Saying the largest mass execution in U.S. history was “an embarrassment to our country,” a Mankato City Council member is trying to use an online petition to gain presidential pardons for 38 Dakota hanged in his hometown 152 years ago.

But Council Member Jack Considine’s petition on the White House’s “We the People” website has a long way to go before a Friday deadline. The White House gives anyone 30 days to gather 100,000 electronic signatures, promising to review and respond to those that cross the six-figure threshold.

In the last week, Considine’s tally has more than doubled to nearly 900 signatures. That’s less than 1 percent of the signatures needed for Obama’s staff to consider the petition’s request to “grant an immediate posthumous Presidential Pardon” for the executed Dakota.

“We’re starting to built momentum,” Considine said Monday, “but it’s a long shot at this point.”

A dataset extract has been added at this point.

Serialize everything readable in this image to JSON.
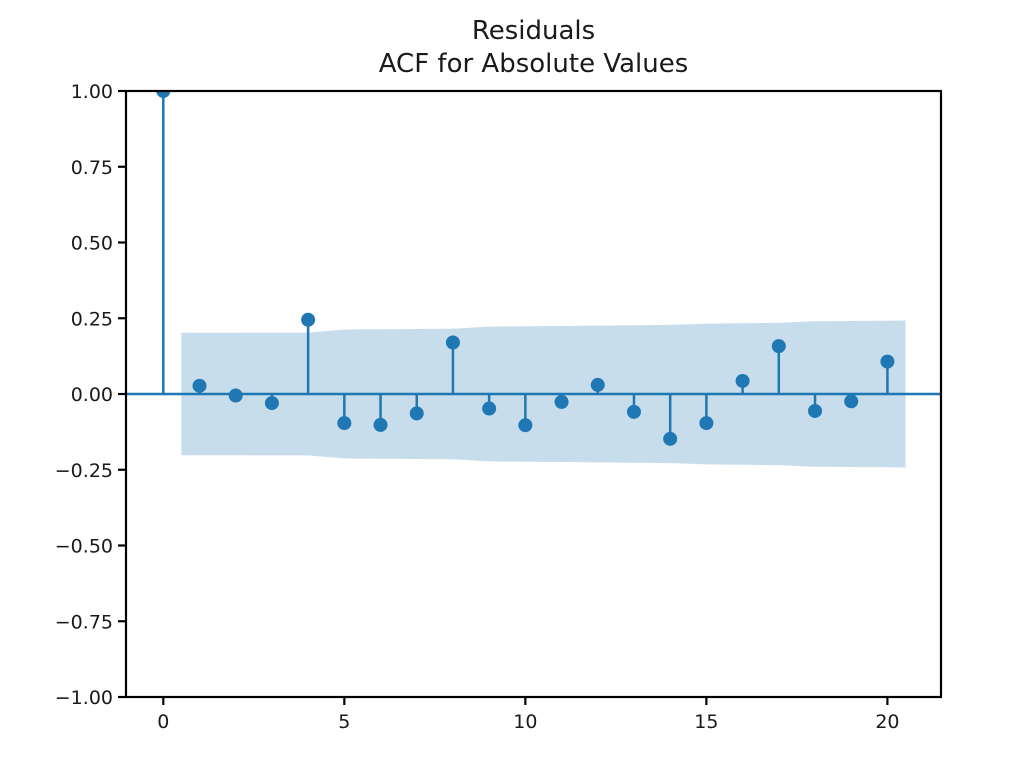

St. Paul Mayor Chris Coleman added his name to the effort Monday and tweeted that he hopes his nearly 10,000 followers will do likewise. And musicians Trampled by Turtles and Atmosphere told Considine they will reach out to their fans.

“I think it’s time to do some healing and reconciliation,” said Considine, 59, a 16-year council veteran and retired county jail counselor.

He said he’s been researching the bloody, six-week U.S.-Dakota War since its solemn 150th anniversary two years ago. Considine’s ancestor was killed in the Civil War near Nashville and that soldier’s daughter — his great-great grandmother — witnessed the Mankato hangings.

He launched the petition after some residents resisted a memorial, arguing the hanged Dakota had been convicted in court.

His petition focuses on the trials of 392 Dakota in front of a military court set up by Henry Sibley, Minnesota’s first governor.

“Of almost 400 trials, they lasted on average three to five minutes,” Considine said.

He points out that the Dakota had no defense attorneys and the proceedings were done in English. In the end, 303 Dakota were convicted to be hanged. But President Lincoln stepped in and reduced the list to 38, hanged the day after Christmas 1862. Two other Dakota leaders were kidnapped in Canada and hanged the next year at Fort Snelling.

Historians argue the first 29 trials, which alleged murder or rape, took some time. The military commission brought in many women to testify. The rest of the 263 cases were speedier affairs, with as many as 40 men tried a day.

Considine’s petition is already coming under attack from some settlers’ descendants, who point out the brutality involved in many killings of an estimated 600 mostly immigrant farmers during the war.

“The petition is grossly inaccurate or materially misleading on virtually every point it makes,” said Walt Bachman, a New York lawyer, historian and author on the subject whose great-great-grandfather was killed early in the war.

“The historical evidence, the trial records, and Lincoln’s review of the trials, in my view, would not warrant blanket pardons of all of the men found guilty of murder, rape, or other war crimes,” Bachman said.

He points out that the Dakota trials “were virtually indistinguishable” from trials of Union soldiers charged with rape or murder, tried without lawyers and executed on Lincoln’s orders during the Civil War which raged down South at the same time as the U.S.-Dakota War.

“If the basic premises of Considine’s petition are accepted — that blanket pardons should be granted to all unsophisticated defendants who were tried by military tribunals without benefit of legal counsel — there will be a considerable numbers of Union soldiers who would also warrant a pardon on the same grounds,” Bachman said.